Disconnect and Reconnect to Address Veteran Depression
by Gregory Drobny
After coming home from Iraq in 2009, I spent the next 8 years in what I call a hyper-connected state—professional and personal efforts combined into me being plugged in to the world of social media almost continuously during that time. From politics to Ranger Up and now Havok Media, Facebook and other outlets consumed a great deal of my time, so this is more than just advice—it is a deeply personal issue.
Last week I introduced the idea that there are significant numbers in the veteran community who sink into depression upon their return to civilian life due in no small part to the “noise” of modernity. This was addressed with the concept of minimalism—paring down your life to what you really need, lest your material pursuits get the better of you.
But this minimalism takes on different forms and should not be limited to just physical “stuff” you possess. While cleaning out all the clutter and getting rid of the unneeded trappings of our society, understand that there is another component to how we interact with our world that is in serious need of addressing.
Think back once again to your time on the FOB, COB, or being out on patrol; if one of the guys in your platoon did something outrageous, how did you find out about it? And how did you let him know it was ridiculous (or ridiculously funny)?
You saw it with your own eyes, of course. And when you did, you probably told him he was hilarious/incredibly stupid/fill in your own adjective.
You all bonded over various events such as these in part because you were all there when it happened. You didn’t just hear about things happening—those camaraderie-building events worked well and carried so much weight because all of you were physically connected.
This is why shared combat experiences build such a tight bond with warfighters. When individuals take part in the same life-threatening event, it creates a connection unlike any other.
Now take a look at the world you came back to. Whereas once you were surrounded by those individuals with whom bonding experiences were created, they are now hundreds or even thousands of miles away. The events of their lives that you “share” are responded to with the proverbial “like” and maybe a comment on the picture or story they wrote about online.
Their stories are no longer your stories because they are separated from physical connectedness.
This is made all the more problematic because it is the world we all occupy. The trappings of modernity include an excessive virtual connectedness in place of the physical. We communicate, even in our professional lives, by email or text messages; we see our “friends” in an online space that is inherently reliant on a sort of affirmation-as-a-drug dependency; we share the stories of our lives in venues contrived of highly sophisticated algorithms designed to maximize the exposure of one over another.

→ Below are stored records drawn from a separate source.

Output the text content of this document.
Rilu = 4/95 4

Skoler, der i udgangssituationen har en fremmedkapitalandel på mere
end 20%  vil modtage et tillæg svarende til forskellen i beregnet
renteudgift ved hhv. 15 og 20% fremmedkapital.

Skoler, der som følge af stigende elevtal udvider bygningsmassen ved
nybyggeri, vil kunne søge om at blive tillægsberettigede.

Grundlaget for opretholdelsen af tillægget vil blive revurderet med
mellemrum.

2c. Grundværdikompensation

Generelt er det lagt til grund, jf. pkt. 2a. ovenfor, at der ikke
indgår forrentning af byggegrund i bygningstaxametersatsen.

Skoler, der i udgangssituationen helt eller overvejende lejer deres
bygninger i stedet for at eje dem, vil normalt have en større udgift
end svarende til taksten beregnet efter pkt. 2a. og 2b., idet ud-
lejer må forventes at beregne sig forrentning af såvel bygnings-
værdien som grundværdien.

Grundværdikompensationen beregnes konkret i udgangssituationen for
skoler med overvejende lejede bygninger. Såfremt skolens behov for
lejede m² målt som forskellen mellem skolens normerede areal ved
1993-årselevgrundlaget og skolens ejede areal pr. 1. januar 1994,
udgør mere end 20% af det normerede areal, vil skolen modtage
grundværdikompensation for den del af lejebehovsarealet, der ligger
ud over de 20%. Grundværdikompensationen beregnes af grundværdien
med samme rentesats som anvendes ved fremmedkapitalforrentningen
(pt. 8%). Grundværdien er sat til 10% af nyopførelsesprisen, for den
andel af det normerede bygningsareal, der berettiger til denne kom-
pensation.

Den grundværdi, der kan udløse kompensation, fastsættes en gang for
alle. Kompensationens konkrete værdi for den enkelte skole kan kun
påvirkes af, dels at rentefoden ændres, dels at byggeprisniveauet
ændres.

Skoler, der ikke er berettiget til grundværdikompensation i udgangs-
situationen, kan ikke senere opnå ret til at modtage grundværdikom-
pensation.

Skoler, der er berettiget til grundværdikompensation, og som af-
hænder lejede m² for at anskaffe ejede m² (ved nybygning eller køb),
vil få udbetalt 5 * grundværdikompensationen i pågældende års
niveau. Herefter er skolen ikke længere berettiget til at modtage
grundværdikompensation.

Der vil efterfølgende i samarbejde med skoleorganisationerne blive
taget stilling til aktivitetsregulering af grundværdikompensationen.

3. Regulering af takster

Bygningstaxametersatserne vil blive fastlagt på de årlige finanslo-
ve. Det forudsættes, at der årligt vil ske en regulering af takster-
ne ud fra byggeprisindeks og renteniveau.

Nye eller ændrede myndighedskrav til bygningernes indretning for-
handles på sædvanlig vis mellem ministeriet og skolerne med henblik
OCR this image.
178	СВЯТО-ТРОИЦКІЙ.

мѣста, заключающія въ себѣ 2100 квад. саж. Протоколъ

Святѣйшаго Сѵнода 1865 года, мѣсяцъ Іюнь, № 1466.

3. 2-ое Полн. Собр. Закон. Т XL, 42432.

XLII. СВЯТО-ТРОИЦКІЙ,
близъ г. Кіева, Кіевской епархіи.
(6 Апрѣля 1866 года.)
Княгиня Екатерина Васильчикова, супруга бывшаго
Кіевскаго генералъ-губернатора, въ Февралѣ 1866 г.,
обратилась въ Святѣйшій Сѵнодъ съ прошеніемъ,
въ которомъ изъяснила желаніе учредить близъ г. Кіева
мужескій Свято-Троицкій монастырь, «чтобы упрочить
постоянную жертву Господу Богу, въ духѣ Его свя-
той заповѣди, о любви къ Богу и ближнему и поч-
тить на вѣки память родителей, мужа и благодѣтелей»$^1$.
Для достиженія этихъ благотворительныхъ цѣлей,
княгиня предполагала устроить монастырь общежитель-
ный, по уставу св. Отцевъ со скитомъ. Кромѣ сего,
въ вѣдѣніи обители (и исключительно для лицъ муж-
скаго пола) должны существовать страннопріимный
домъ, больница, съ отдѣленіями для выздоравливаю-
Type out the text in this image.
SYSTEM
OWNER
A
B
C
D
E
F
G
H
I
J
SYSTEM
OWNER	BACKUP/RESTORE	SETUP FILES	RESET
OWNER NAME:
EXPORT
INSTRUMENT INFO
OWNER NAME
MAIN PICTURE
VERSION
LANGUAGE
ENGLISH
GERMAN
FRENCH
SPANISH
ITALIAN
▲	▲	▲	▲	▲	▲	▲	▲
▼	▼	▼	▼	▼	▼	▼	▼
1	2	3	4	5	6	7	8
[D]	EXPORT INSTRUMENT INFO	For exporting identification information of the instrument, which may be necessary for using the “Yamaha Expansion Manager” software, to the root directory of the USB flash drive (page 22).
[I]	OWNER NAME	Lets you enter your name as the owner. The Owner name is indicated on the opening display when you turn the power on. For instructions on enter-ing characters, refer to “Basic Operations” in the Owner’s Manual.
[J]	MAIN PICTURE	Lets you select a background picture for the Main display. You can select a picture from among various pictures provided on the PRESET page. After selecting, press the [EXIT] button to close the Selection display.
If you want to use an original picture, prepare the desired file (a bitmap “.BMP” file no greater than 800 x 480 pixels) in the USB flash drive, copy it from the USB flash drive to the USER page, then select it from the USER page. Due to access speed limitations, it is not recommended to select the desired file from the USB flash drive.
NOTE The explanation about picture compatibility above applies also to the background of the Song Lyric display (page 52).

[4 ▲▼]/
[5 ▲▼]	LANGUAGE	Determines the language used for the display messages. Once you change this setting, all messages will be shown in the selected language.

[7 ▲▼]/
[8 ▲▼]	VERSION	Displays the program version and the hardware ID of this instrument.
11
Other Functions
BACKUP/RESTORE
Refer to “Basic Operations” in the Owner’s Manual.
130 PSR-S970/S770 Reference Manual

The modern version of sitting around a campfire involves yelling with a keypad and calling one another Nazis.
This hyper-reliance on technological connection, I argue, contributes heavily to an ultimate feeling of disconnectedness. Those who experienced the pure rawness of humanity come back to a world driven by something that is almost anti-human at its very core.
For those who initially joined the combat arms out of a sense of adventure and seeking something much bigger than themselves, this is especially difficult. They sought to fulfill a purpose and fill the void in their soul that compelled them to believe there is “something more” out there—that dark place deep down for many which drives them into profound yet sometimes fatalistic places.
Those same individuals returned to a society far more concerned with clickbait, manufactured protests, and following the latest hyper-materialistic tramp on Instagram (or whatever the coolest social media outlet happens to be this week). The wandering soul is met with an almost non-stop bombardment of emails, texts, and “likes” (or complete lack thereof) in place of carrying what you need on your back, training for and fighting in war, and even choking out your buddy in the nightly grappling match.